La pobreza extrema, la inseguridad, el desempleo, la corrupción, el doble discurso, las verdades a medias, el abuso del poder, las traiciones, la irresponsabilidad, el tráfico de influencias, el nepotismo, son el pan de cada día o mejor dicho, estarán presentes en todas las cenas navideñas y de año nuevo.

En el ámbito electoral estos días servirán para afinar estrategias en los partidos y muy especialmente entre quienes creen que pueden aspirar a ser candidatos presidenciales y para ellos, el primer minuto de enero será como el campanazo inicial que no concluirá hasta el primero de diciembre de 2012 en que, quien elijan los mexicanos, tome posesión de la presidencia de la república, eso si al yunque panista que nos gobierna no se le ocurre “inventar” un golpe fascista.
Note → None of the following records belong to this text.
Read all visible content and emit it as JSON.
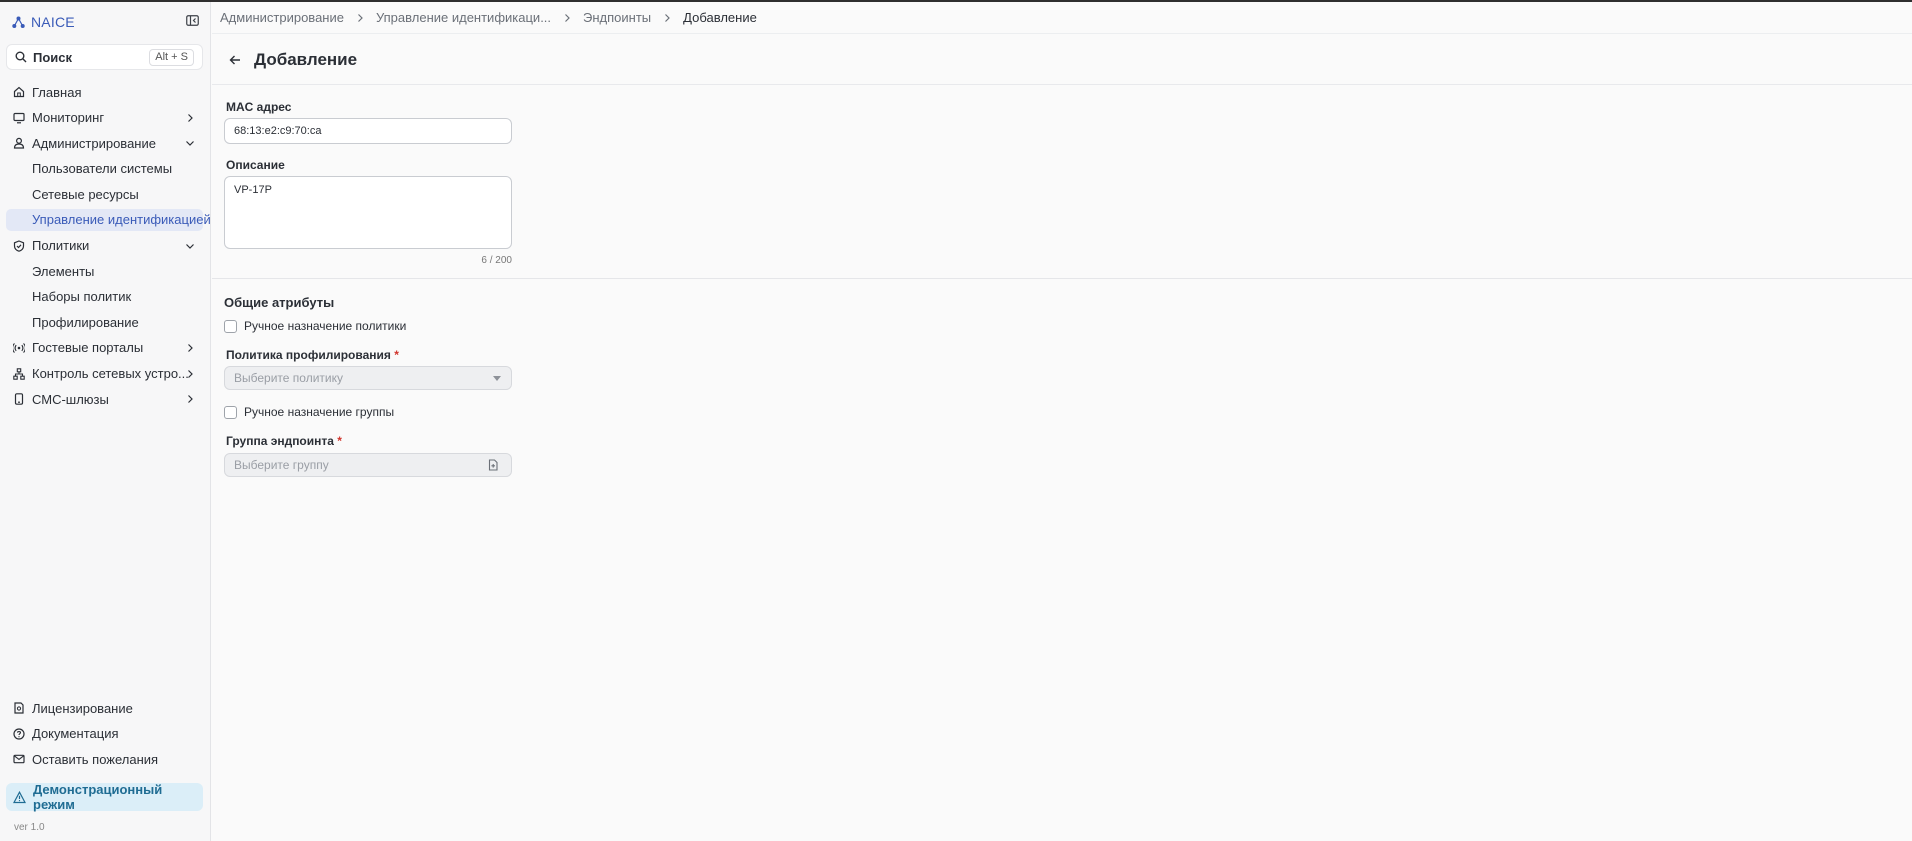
{
  "app": {
    "brand": "NAICE",
    "version": "ver 1.0"
  },
  "search": {
    "label": "Поиск",
    "shortcut": "Alt + S"
  },
  "sidebar": {
    "items": [
      {
        "label": "Главная"
      },
      {
        "label": "Мониторинг"
      },
      {
        "label": "Администрирование"
      },
      {
        "label": "Пользователи системы"
      },
      {
        "label": "Сетевые ресурсы"
      },
      {
        "label": "Управление идентификацией"
      },
      {
        "label": "Политики"
      },
      {
        "label": "Элементы"
      },
      {
        "label": "Наборы политик"
      },
      {
        "label": "Профилирование"
      },
      {
        "label": "Гостевые порталы"
      },
      {
        "label": "Контроль сетевых устро..."
      },
      {
        "label": "СМС-шлюзы"
      }
    ],
    "bottom": [
      {
        "label": "Лицензирование"
      },
      {
        "label": "Документация"
      },
      {
        "label": "Оставить пожелания"
      }
    ],
    "demo_label": "Демонстрационный режим"
  },
  "breadcrumb": [
    "Администрирование",
    "Управление идентификаци...",
    "Эндпоинты",
    "Добавление"
  ],
  "page": {
    "title": "Добавление"
  },
  "form": {
    "mac_label": "MAC адрес",
    "mac_value": "68:13:e2:c9:70:ca",
    "desc_label": "Описание",
    "desc_value": "VP-17P",
    "desc_counter": "6 / 200",
    "section_title": "Общие атрибуты",
    "manual_policy_label": "Ручное назначение политики",
    "profiling_policy_label": "Политика профилирования",
    "profiling_policy_placeholder": "Выберите политику",
    "manual_group_label": "Ручное назначение группы",
    "endpoint_group_label": "Группа эндпоинта",
    "endpoint_group_placeholder": "Выберите группу",
    "required_mark": "*"
  },
  "colors": {
    "accent": "#3a5bb8",
    "demo_bg": "#dbeef8",
    "required": "#d0342c"
  }
}
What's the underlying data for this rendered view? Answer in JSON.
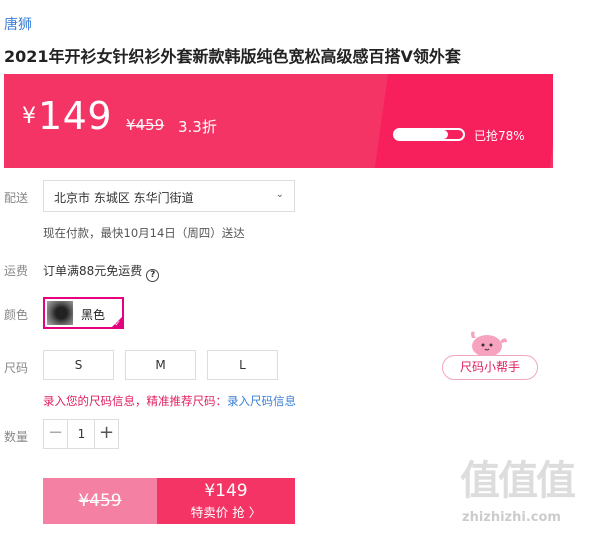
{
  "product": {
    "brand": "唐狮",
    "title": "2021年开衫女针织衫外套新款韩版纯色宽松高级感百搭V领外套"
  },
  "price": {
    "currency": "¥",
    "current": "149",
    "original": "¥459",
    "discount": "3.3折",
    "sold_text": "已抢78%",
    "sold_fraction": 0.78
  },
  "delivery": {
    "label": "配送",
    "address": "北京市 东城区 东华门街道",
    "note": "现在付款，最快10月14日（周四）送达"
  },
  "shipping": {
    "label": "运费",
    "text": "订单满88元免运费",
    "help": "?"
  },
  "color": {
    "label": "颜色",
    "options": [
      {
        "name": "黑色",
        "selected": true
      }
    ]
  },
  "size": {
    "label": "尺码",
    "options": [
      "S",
      "M",
      "L"
    ],
    "helper": "尺码小帮手",
    "info_text": "录入您的尺码信息，精准推荐尺码：",
    "info_link": "录入尺码信息"
  },
  "quantity": {
    "label": "数量",
    "value": "1",
    "minus": "−",
    "plus": "+"
  },
  "buy": {
    "original": "¥459",
    "price": "¥149",
    "action": "特卖价 抢 〉"
  },
  "watermark": {
    "glyphs": "值值值",
    "url": "zhizhizhi.com"
  },
  "colors": {
    "accent": "#f43465",
    "accent_light": "#f481a3",
    "link": "#3a7fd5",
    "highlight": "#e02060"
  }
}
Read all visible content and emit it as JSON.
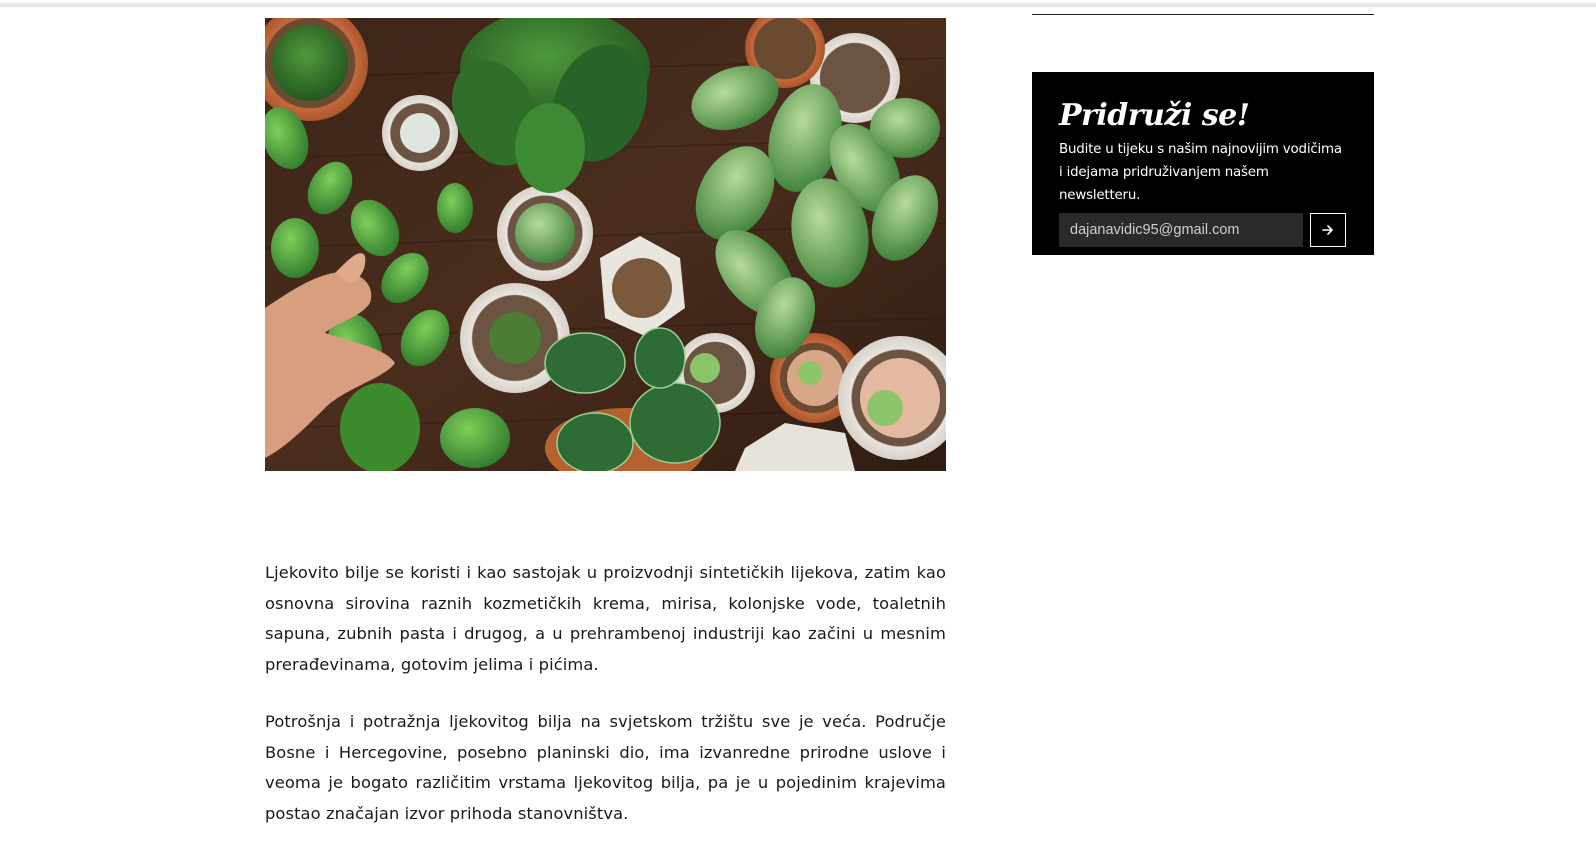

Convertido en el comandante en jefe de las tropas blanquiazules, el presidente Calderón ha abandonado en absoluto sus responsabilidades como jefe de estado, para volcar toda su energía y, sobre todo, los recursos de la nación que tiene a su disposición para combatir a los “molinos de viento” priístas que hoy más que nunca amenazan con descarrilar su proyecto transexenal.

Por ello, es muy oportuno el llamado que el senador Manlio Fabio Beltrones le hizo -a Calderón- para que estas vacaciones las aproveche para “reflexionar y corregir su actitud de confrontación con el congreso” y se entiende que también con los partidos políticos y personajes que son sus adversarios.

Por supuesto estos son como los “llamados a misa”, los asume y los acepta quien tiene sentido de historia y de responsabilidad -que no parece ser el caso- porque el mayor problema en nuestro país es la falta de hombres y mujeres con visión de estado, que tengan la capacidad de anteponer a sus intereses de grupo, partidista e incluso personales, el beneficio de la nación.

Será muy lamentable y lo pagaremos a un muy alto costo los mexicanos, si no se impone la mesura y la civilidad en las próximas contiendas políticas por venir y en ello un actor principalísimo lo será el presidente Calderón, por ello suscribo la petición de Beltrones “serénese señor presidente”.